Turtle Story
Pete Hofmann

We went walking; there were three or four of us and a dog. It was common to take that dog out for a run in the summer. He would run out ahead and we would maintain a steady pace. We lived in a suburb that abutted farm land and acres of undeveloped land between the farms. We took advantage of all the space. No one was around to report our gunfire. No one screamed at you to get off their property. It was a very good place to be 13.

To be sure, the land around us belonged to someone, but we didn’t care. At that age, we felt we were just as entitled to it as anyone else. We knew all the trails. We walked in all seasons, in all weather. It was something to do. We went pheasant and rabbit hunting. We never once got a bird; we trapped two or three rabbits and ate them. Gamey. We were a little bit like Huck Finn. We had the back waters of the mighty Mississippi for rafting and swimming, too. We also had the railroad tracks.

It was one sweltering summer day on those railroad tracks that we came across a dead turtle. It was a huge snapper, about the size of a small paper shredder or an average HP printer. What do kids do when they find a dead turtle near the tracks? Put him on, of course!

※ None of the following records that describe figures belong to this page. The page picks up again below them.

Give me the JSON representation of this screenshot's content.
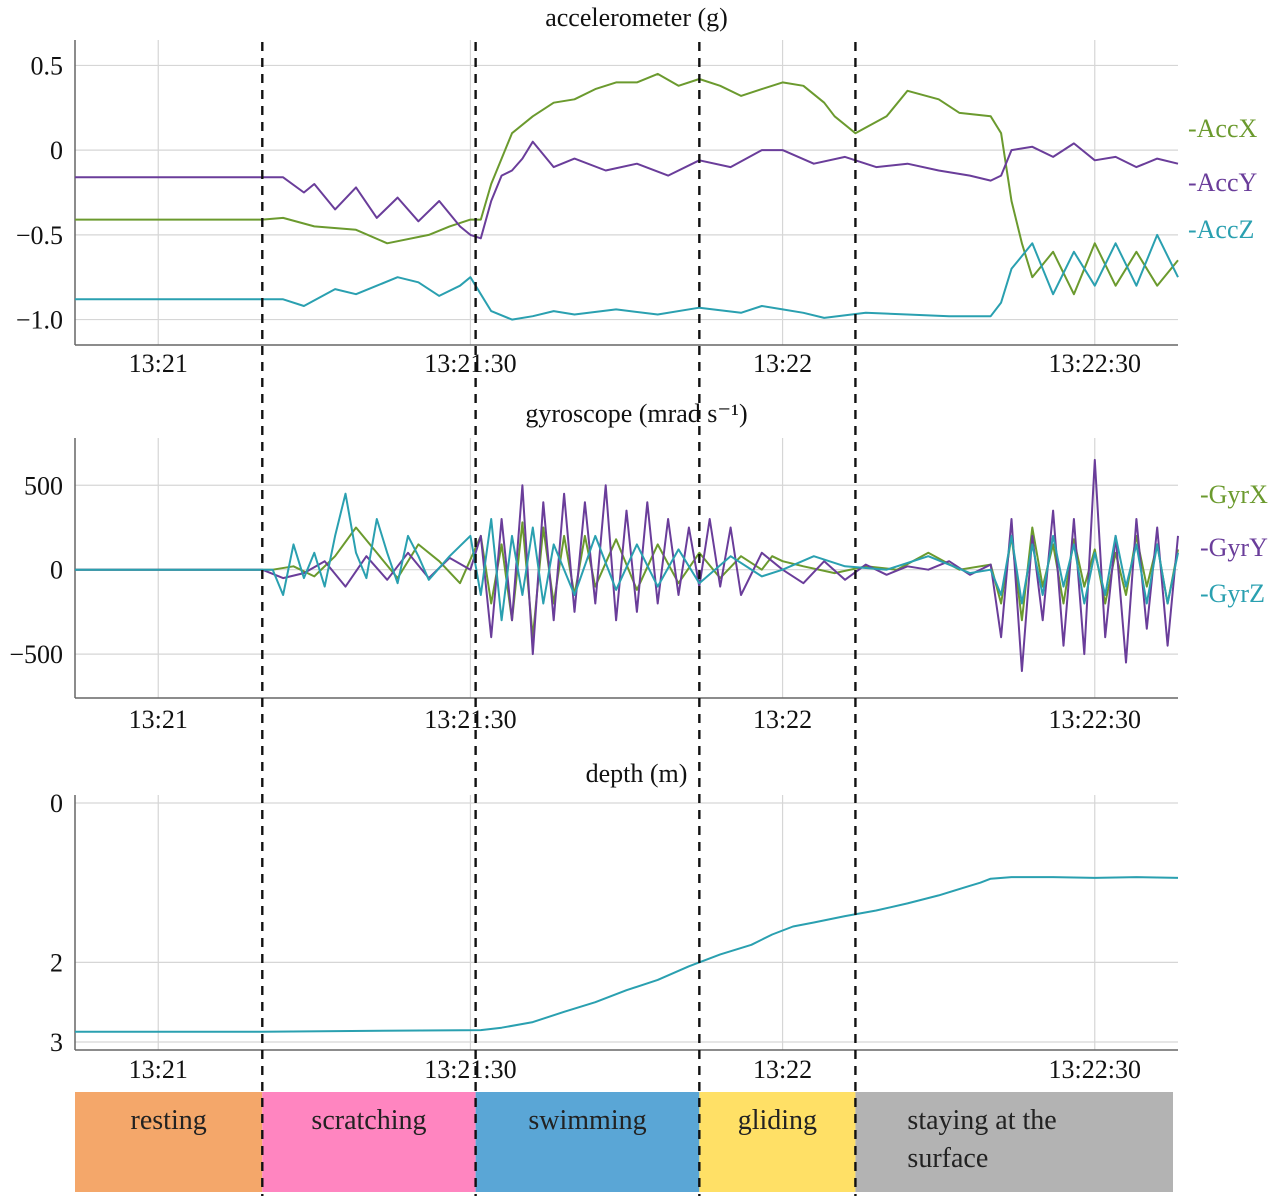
{
  "chart_data": [
    {
      "type": "line",
      "title": "accelerometer (g)",
      "xlabel": "",
      "ylabel": "",
      "ylim": [
        -1.15,
        0.65
      ],
      "yticks": [
        0.5,
        0,
        -0.5,
        -1.0
      ],
      "ytick_labels": [
        "0.5",
        "0",
        "−0.5",
        "−1.0"
      ],
      "xtick_labels": [
        "13:21",
        "13:21:30",
        "13:22",
        "13:22:30"
      ],
      "xticks_s": [
        0,
        30,
        60,
        90
      ],
      "xlim_s": [
        -8,
        98
      ],
      "grid": true,
      "legend_position": "right",
      "legend": [
        "-AccX",
        "-AccY",
        "-AccZ"
      ],
      "series": [
        {
          "name": "-AccX",
          "color": "#6b9a2e",
          "x": [
            -8,
            10,
            12,
            15,
            19,
            22,
            26,
            28,
            30,
            31,
            32,
            33,
            34,
            36,
            38,
            40,
            42,
            44,
            46,
            48,
            50,
            52,
            54,
            56,
            58,
            60,
            62,
            64,
            65,
            67,
            70,
            72,
            75,
            77,
            80,
            81,
            82,
            83,
            84,
            86,
            88,
            90,
            92,
            94,
            96,
            98
          ],
          "y": [
            -0.41,
            -0.41,
            -0.4,
            -0.45,
            -0.47,
            -0.55,
            -0.5,
            -0.45,
            -0.41,
            -0.41,
            -0.2,
            -0.05,
            0.1,
            0.2,
            0.28,
            0.3,
            0.36,
            0.4,
            0.4,
            0.45,
            0.38,
            0.42,
            0.38,
            0.32,
            0.36,
            0.4,
            0.38,
            0.28,
            0.2,
            0.1,
            0.2,
            0.35,
            0.3,
            0.22,
            0.2,
            0.1,
            -0.3,
            -0.55,
            -0.75,
            -0.6,
            -0.85,
            -0.55,
            -0.8,
            -0.6,
            -0.8,
            -0.65
          ]
        },
        {
          "name": "-AccY",
          "color": "#6a3d9a",
          "x": [
            -8,
            10,
            12,
            14,
            15,
            17,
            19,
            21,
            23,
            25,
            27,
            29,
            30,
            31,
            32,
            33,
            34,
            35,
            36,
            38,
            40,
            43,
            46,
            49,
            52,
            55,
            58,
            60,
            63,
            66,
            69,
            72,
            75,
            78,
            80,
            81,
            82,
            84,
            86,
            88,
            90,
            92,
            94,
            96,
            98
          ],
          "y": [
            -0.16,
            -0.16,
            -0.16,
            -0.25,
            -0.2,
            -0.35,
            -0.22,
            -0.4,
            -0.28,
            -0.42,
            -0.3,
            -0.45,
            -0.5,
            -0.52,
            -0.3,
            -0.15,
            -0.12,
            -0.05,
            0.05,
            -0.1,
            -0.05,
            -0.12,
            -0.08,
            -0.15,
            -0.06,
            -0.1,
            0.0,
            0.0,
            -0.08,
            -0.04,
            -0.1,
            -0.08,
            -0.12,
            -0.15,
            -0.18,
            -0.15,
            0.0,
            0.02,
            -0.04,
            0.04,
            -0.06,
            -0.04,
            -0.1,
            -0.05,
            -0.08
          ]
        },
        {
          "name": "-AccZ",
          "color": "#2aa0b0",
          "x": [
            -8,
            10,
            12,
            14,
            17,
            19,
            21,
            23,
            25,
            27,
            29,
            30,
            31,
            32,
            34,
            36,
            38,
            40,
            44,
            48,
            52,
            56,
            58,
            60,
            62,
            64,
            68,
            72,
            76,
            80,
            81,
            82,
            84,
            86,
            88,
            90,
            92,
            94,
            96,
            98
          ],
          "y": [
            -0.88,
            -0.88,
            -0.88,
            -0.92,
            -0.82,
            -0.85,
            -0.8,
            -0.75,
            -0.78,
            -0.86,
            -0.8,
            -0.75,
            -0.85,
            -0.95,
            -1.0,
            -0.98,
            -0.95,
            -0.97,
            -0.94,
            -0.97,
            -0.93,
            -0.96,
            -0.92,
            -0.94,
            -0.96,
            -0.99,
            -0.96,
            -0.97,
            -0.98,
            -0.98,
            -0.9,
            -0.7,
            -0.55,
            -0.85,
            -0.6,
            -0.8,
            -0.55,
            -0.8,
            -0.5,
            -0.75
          ]
        }
      ]
    },
    {
      "type": "line",
      "title": "gyroscope (mrad s⁻¹)",
      "xlabel": "",
      "ylabel": "",
      "ylim": [
        -760,
        780
      ],
      "yticks": [
        500,
        0,
        -500
      ],
      "ytick_labels": [
        "500",
        "0",
        "−500"
      ],
      "xtick_labels": [
        "13:21",
        "13:21:30",
        "13:22",
        "13:22:30"
      ],
      "xticks_s": [
        0,
        30,
        60,
        90
      ],
      "xlim_s": [
        -8,
        98
      ],
      "grid": true,
      "legend_position": "right",
      "legend": [
        "-GyrX",
        "-GyrY",
        "-GyrZ"
      ],
      "series": [
        {
          "name": "-GyrX",
          "color": "#6b9a2e",
          "x": [
            -8,
            10,
            11,
            13,
            15,
            17,
            19,
            21,
            23,
            25,
            27,
            29,
            31,
            32,
            33,
            34,
            35,
            36,
            37,
            38,
            39,
            40,
            41,
            42,
            44,
            46,
            48,
            50,
            52,
            54,
            56,
            58,
            59,
            60,
            62,
            65,
            68,
            71,
            74,
            77,
            80,
            81,
            82,
            83,
            84,
            85,
            86,
            87,
            88,
            89,
            90,
            91,
            92,
            93,
            94,
            95,
            96,
            97,
            98
          ],
          "y": [
            0,
            0,
            0,
            20,
            -40,
            80,
            250,
            100,
            -50,
            150,
            50,
            -80,
            200,
            -200,
            150,
            -300,
            280,
            -400,
            250,
            -200,
            200,
            -150,
            200,
            -100,
            180,
            -120,
            150,
            -80,
            100,
            -50,
            80,
            0,
            80,
            50,
            20,
            -20,
            20,
            0,
            100,
            0,
            30,
            -200,
            200,
            -300,
            250,
            -100,
            150,
            -200,
            180,
            -100,
            120,
            -200,
            100,
            -150,
            200,
            -100,
            150,
            -200,
            120
          ]
        },
        {
          "name": "-GyrY",
          "color": "#6a3d9a",
          "x": [
            -8,
            10,
            12,
            14,
            16,
            18,
            20,
            22,
            24,
            26,
            28,
            30,
            31,
            32,
            33,
            34,
            35,
            36,
            37,
            38,
            39,
            40,
            41,
            42,
            43,
            44,
            45,
            46,
            47,
            48,
            49,
            50,
            51,
            52,
            53,
            54,
            55,
            56,
            58,
            60,
            62,
            64,
            66,
            68,
            70,
            72,
            74,
            76,
            78,
            80,
            81,
            82,
            83,
            84,
            85,
            86,
            87,
            88,
            89,
            90,
            91,
            92,
            93,
            94,
            95,
            96,
            97,
            98
          ],
          "y": [
            0,
            0,
            -50,
            -20,
            50,
            -100,
            80,
            -60,
            100,
            -50,
            70,
            0,
            200,
            -400,
            300,
            -300,
            500,
            -500,
            400,
            -300,
            450,
            -250,
            400,
            -200,
            500,
            -300,
            350,
            -250,
            400,
            -200,
            300,
            -150,
            250,
            -100,
            300,
            -100,
            250,
            -150,
            100,
            0,
            -80,
            50,
            -60,
            30,
            -30,
            20,
            0,
            50,
            -30,
            30,
            -400,
            300,
            -600,
            200,
            -300,
            350,
            -450,
            300,
            -500,
            650,
            -400,
            200,
            -550,
            300,
            -350,
            250,
            -450,
            200
          ]
        },
        {
          "name": "-GyrZ",
          "color": "#2aa0b0",
          "x": [
            -8,
            10,
            11,
            12,
            13,
            14,
            15,
            16,
            17,
            18,
            19,
            20,
            21,
            22,
            23,
            24,
            25,
            26,
            28,
            30,
            31,
            32,
            33,
            34,
            35,
            36,
            37,
            38,
            40,
            42,
            44,
            46,
            48,
            50,
            52,
            55,
            58,
            60,
            63,
            66,
            70,
            74,
            78,
            80,
            81,
            82,
            83,
            84,
            85,
            86,
            87,
            88,
            89,
            90,
            91,
            92,
            93,
            94,
            95,
            96,
            97,
            98
          ],
          "y": [
            0,
            0,
            0,
            -150,
            150,
            -50,
            100,
            -100,
            200,
            450,
            100,
            -50,
            300,
            100,
            -80,
            200,
            80,
            -60,
            80,
            200,
            -150,
            300,
            -300,
            200,
            -150,
            250,
            -200,
            150,
            -150,
            200,
            -120,
            150,
            -100,
            120,
            -80,
            80,
            -40,
            0,
            80,
            20,
            0,
            80,
            -20,
            0,
            -150,
            200,
            -200,
            150,
            -150,
            200,
            -100,
            150,
            -200,
            100,
            -150,
            200,
            -100,
            150,
            -200,
            150,
            -200,
            100
          ]
        }
      ]
    },
    {
      "type": "line",
      "title": "depth (m)",
      "xlabel": "",
      "ylabel": "",
      "ylim": [
        3.1,
        -0.1
      ],
      "yticks": [
        0,
        2,
        3
      ],
      "ytick_labels": [
        "0",
        "2",
        "3"
      ],
      "xtick_labels": [
        "13:21",
        "13:21:30",
        "13:22",
        "13:22:30"
      ],
      "xticks_s": [
        0,
        30,
        60,
        90
      ],
      "xlim_s": [
        -8,
        98
      ],
      "grid": true,
      "series": [
        {
          "name": "",
          "color": "#2aa0b0",
          "x": [
            -8,
            10,
            20,
            31,
            33,
            36,
            39,
            42,
            45,
            48,
            51,
            54,
            57,
            59,
            61,
            63,
            66,
            69,
            72,
            75,
            78,
            79,
            80,
            82,
            86,
            90,
            94,
            98
          ],
          "y": [
            2.87,
            2.87,
            2.86,
            2.85,
            2.82,
            2.75,
            2.62,
            2.5,
            2.35,
            2.22,
            2.05,
            1.9,
            1.78,
            1.65,
            1.55,
            1.5,
            1.42,
            1.35,
            1.26,
            1.16,
            1.04,
            1.0,
            0.95,
            0.93,
            0.93,
            0.94,
            0.93,
            0.94
          ]
        }
      ]
    }
  ],
  "boundaries_s": [
    10,
    30.5,
    52,
    67
  ],
  "phases": [
    {
      "label": "resting",
      "color": "#f4a76a",
      "start_s": -8,
      "end_s": 10
    },
    {
      "label": "scratching",
      "color": "#ff85c0",
      "start_s": 10,
      "end_s": 30.5
    },
    {
      "label": "swimming",
      "color": "#5aa6d6",
      "start_s": 30.5,
      "end_s": 52
    },
    {
      "label": "gliding",
      "color": "#ffe066",
      "start_s": 52,
      "end_s": 67
    },
    {
      "label": "staying at the\nsurface",
      "color": "#b3b3b3",
      "start_s": 67,
      "end_s": 98
    }
  ]
}
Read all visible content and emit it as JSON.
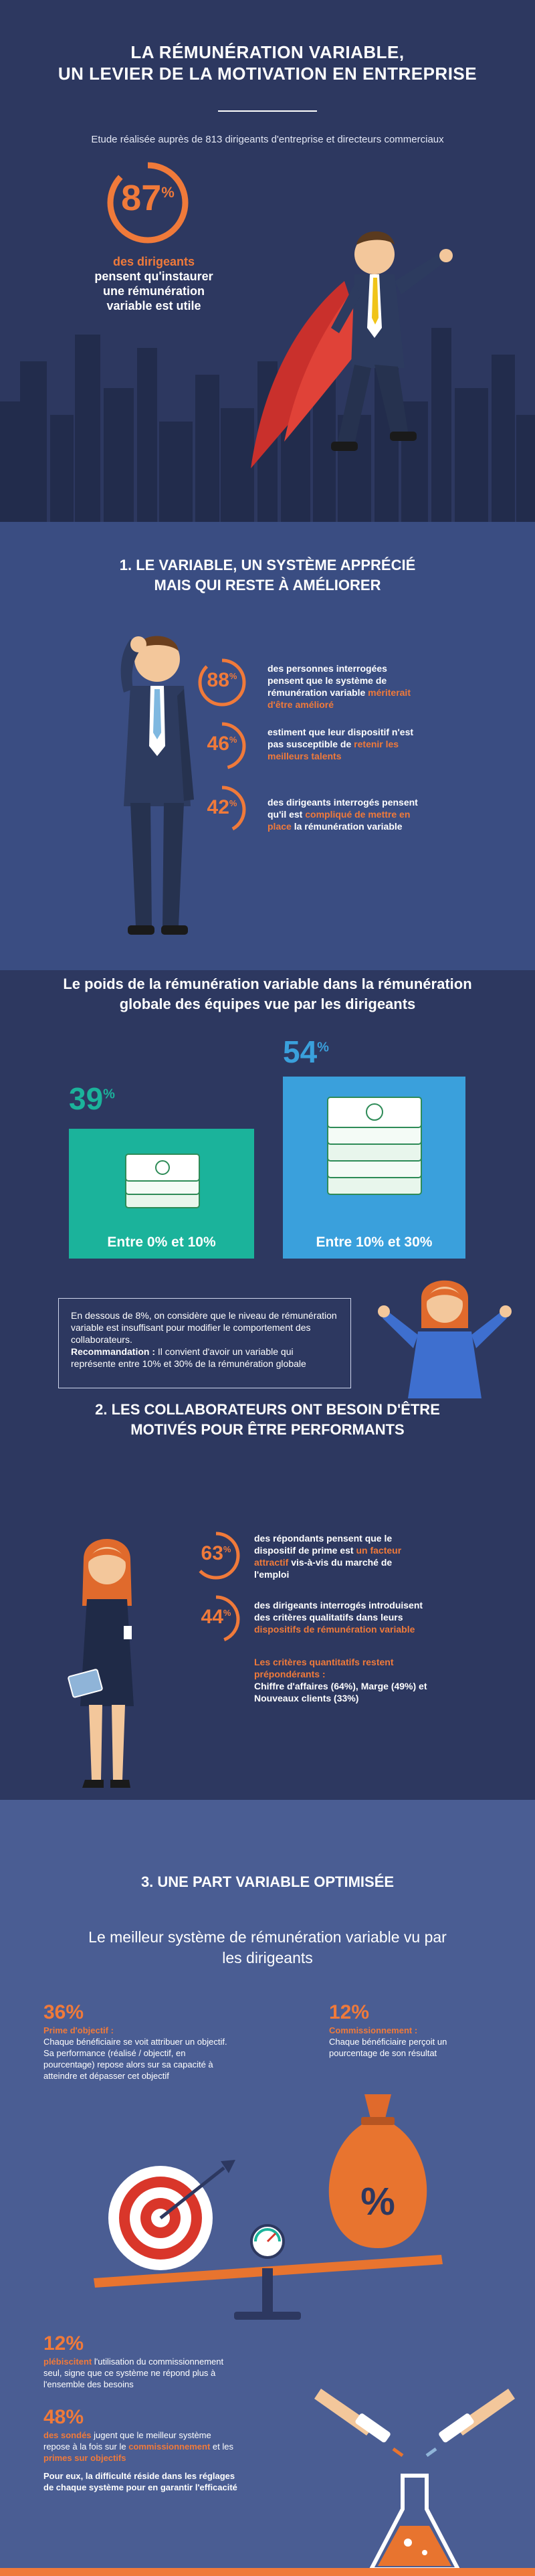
{
  "colors": {
    "navy": "#2d3860",
    "blue": "#3a4d82",
    "mid": "#4a5d93",
    "orange": "#f07a3a",
    "teal": "#1bb39b",
    "sky": "#3aa0dc"
  },
  "header": {
    "title_line1": "LA RÉMUNÉRATION VARIABLE,",
    "title_line2": "UN LEVIER DE LA MOTIVATION EN ENTREPRISE",
    "subtitle": "Etude réalisée auprès de 813 dirigeants d'entreprise et directeurs commerciaux",
    "hero_value": "87",
    "hero_unit": "%",
    "hero_label_hl": "des dirigeants",
    "hero_label": "pensent qu'instaurer une rémunération variable est utile"
  },
  "section1": {
    "title_line1": "1. LE VARIABLE, UN SYSTÈME APPRÉCIÉ",
    "title_line2": "MAIS QUI RESTE À AMÉLIORER",
    "stats": [
      {
        "value": "88",
        "unit": "%",
        "text_a": "des personnes interrogées pensent que le système de rémunération variable ",
        "text_hl": "mériterait d'être amélioré",
        "text_b": ""
      },
      {
        "value": "46",
        "unit": "%",
        "text_a": "estiment que leur dispositif n'est pas susceptible de ",
        "text_hl": "retenir les meilleurs talents",
        "text_b": ""
      },
      {
        "value": "42",
        "unit": "%",
        "text_a": "des dirigeants interrogés pensent qu'il est ",
        "text_hl": "compliqué de mettre en place",
        "text_b": " la rémunération variable"
      }
    ]
  },
  "weight": {
    "title_line1": "Le poids de la rémunération variable dans la rémunération",
    "title_line2": "globale des équipes vue par les dirigeants",
    "left_value": "39",
    "left_unit": "%",
    "left_label": "Entre 0% et 10%",
    "right_value": "54",
    "right_unit": "%",
    "right_label": "Entre 10% et 30%",
    "note_a": "En dessous de 8%, on considère que le niveau de rémunération variable est insuffisant pour modifier le comportement des collaborateurs.",
    "note_b_bold": "Recommandation :",
    "note_b": " Il convient d'avoir un variable qui représente entre 10% et 30% de la rémunération globale"
  },
  "section2": {
    "title_line1": "2. LES COLLABORATEURS ONT BESOIN D'ÊTRE",
    "title_line2": "MOTIVÉS POUR ÊTRE PERFORMANTS",
    "stats": [
      {
        "value": "63",
        "unit": "%",
        "text_a": "des répondants pensent que le dispositif de prime est ",
        "text_hl": "un facteur attractif",
        "text_b": " vis-à-vis du marché de l'emploi"
      },
      {
        "value": "44",
        "unit": "%",
        "text_a": "des dirigeants interrogés introduisent des critères qualitatifs dans leurs ",
        "text_hl": "dispositifs de rémunération variable",
        "text_b": ""
      }
    ],
    "criteria_hl": "Les critères quantitatifs restent prépondérants :",
    "criteria": "Chiffre d'affaires (64%), Marge (49%) et Nouveaux clients (33%)"
  },
  "section3": {
    "title": "3. UNE PART VARIABLE OPTIMISÉE",
    "subtitle_line1": "Le meilleur système de rémunération variable vu par",
    "subtitle_line2": "les dirigeants",
    "left_value": "36%",
    "left_title": "Prime d'objectif :",
    "left_text": "Chaque bénéficiaire se voit attribuer un objectif. Sa performance (réalisé / objectif, en pourcentage) repose alors sur sa capacité à atteindre et dépasser cet objectif",
    "right_value": "12%",
    "right_title": "Commissionnement :",
    "right_text": "Chaque bénéficiaire perçoit un pourcentage de son résultat",
    "bag_symbol": "%",
    "bottom1_value": "12%",
    "bottom1_hl": "plébiscitent",
    "bottom1_text": " l'utilisation du commissionnement seul, signe que ce système ne répond plus à l'ensemble des besoins",
    "bottom2_value": "48%",
    "bottom2_hl": "des sondés",
    "bottom2_text_a": " jugent que le meilleur système repose à la fois sur le ",
    "bottom2_hl2": "commissionnement",
    "bottom2_text_b": " et les ",
    "bottom2_hl3": "primes sur objectifs",
    "bottom2_note": "Pour eux, la difficulté réside dans les réglages de chaque système pour en garantir l'efficacité"
  }
}
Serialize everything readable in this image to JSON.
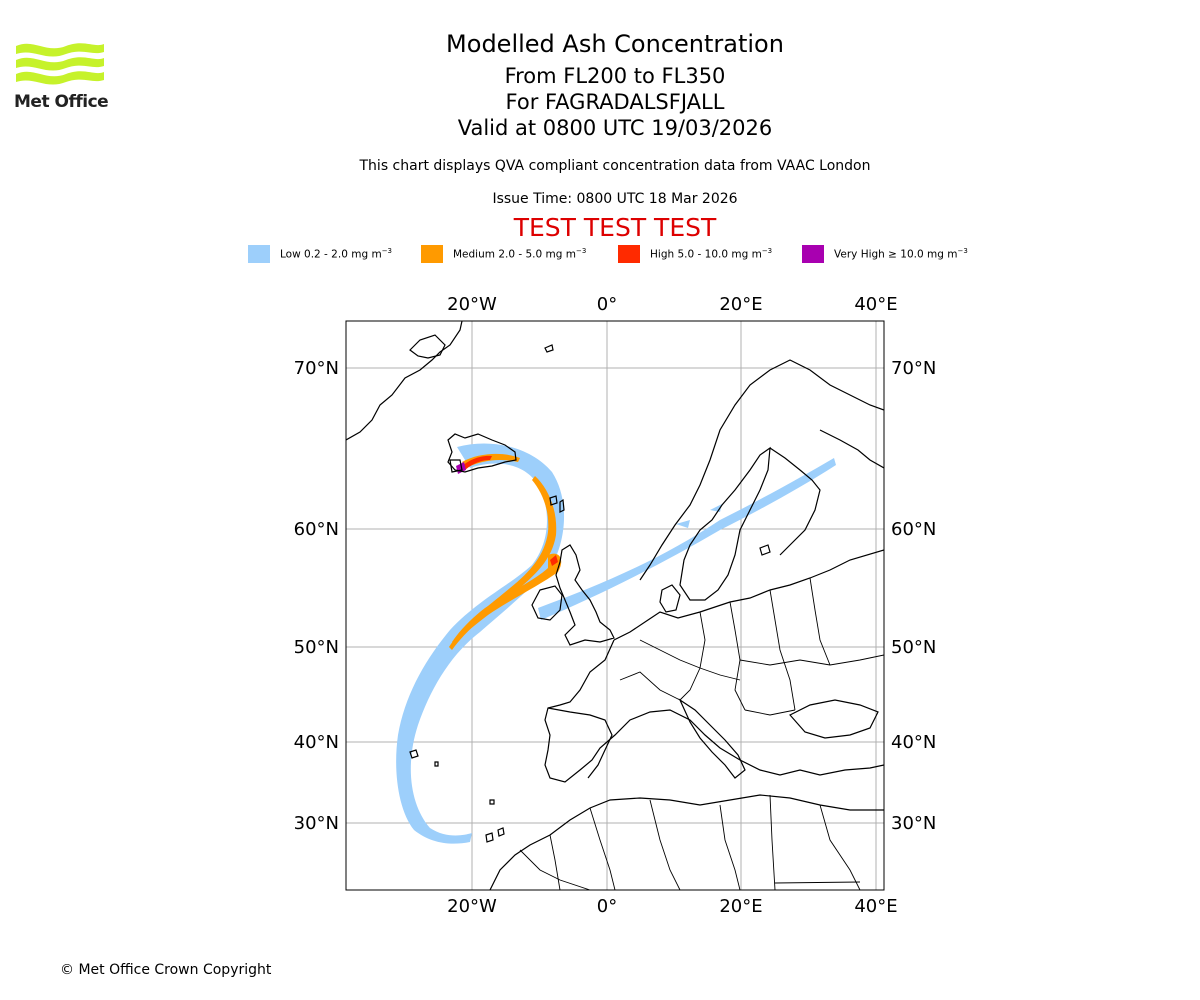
{
  "logo": {
    "text": "Met Office",
    "color": "#c6f22b",
    "text_color": "#222222"
  },
  "header": {
    "title": "Modelled Ash Concentration",
    "levels": "From FL200 to FL350",
    "volcano": "For FAGRADALSFJALL",
    "valid": "Valid at 0800 UTC 19/03/2026",
    "note": "This chart displays QVA compliant concentration data from VAAC London",
    "issue_time": "Issue Time: 0800 UTC 18 Mar 2026",
    "test_banner": "TEST TEST TEST",
    "test_color": "#dd0000"
  },
  "legend": [
    {
      "label": "Low 0.2 - 2.0 mg m",
      "unit_sup": "−3",
      "color": "#9dcffb"
    },
    {
      "label": "Medium 2.0 - 5.0 mg m",
      "unit_sup": "−3",
      "color": "#ff9a00"
    },
    {
      "label": "High 5.0 - 10.0 mg m",
      "unit_sup": "−3",
      "color": "#ff2a00"
    },
    {
      "label": "Very High  ≥  10.0 mg m",
      "unit_sup": "−3",
      "color": "#a800b0"
    }
  ],
  "map": {
    "lon_ticks": [
      "20°W",
      "0°",
      "20°E",
      "40°E"
    ],
    "lat_ticks": [
      "70°N",
      "60°N",
      "50°N",
      "40°N",
      "30°N"
    ],
    "grid_color": "#b0b0b0"
  },
  "footer": {
    "copyright": "© Met Office Crown Copyright"
  }
}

It all happened so fast. We discovered the turtle, and in a matter of minutes, maybe less, a train was coming up the tracks. We placed the big boy right on the rail and hid in the weeds a good distance away. // Fair warning, the remainder of this story is not for weak stomachs. Stop reading now if you think it might be disgusting to have an exploding turtle described to you. // I mean that thing just exploded when the train hit. The blast was mostly in the same direction as the train was heading. I was really surprised at the amount of liquid. At this age, I was not clear on the process of decay. So when we came forward to inspect the remains, I was shocked by the stench. I could not believe something could smell that bad. I also could not believe that so many things would be crawling inside. When we first encountered the big guy, there was no outward indication that thousands of maggots were at work inside the shell. But when you are 13, you don’t know this stuff. You read about it, you might even see something about it in a movie or in science class. But to witness it up close, for real? The images may be forever seared into my memory.

I have gone through a few phases in terms of how to regard our actions. It was certainly juvenile. At times I have thought it was funny. Other times it seemed disrespectful. Tonight, as I write this, I feel the turtle was a teacher that day.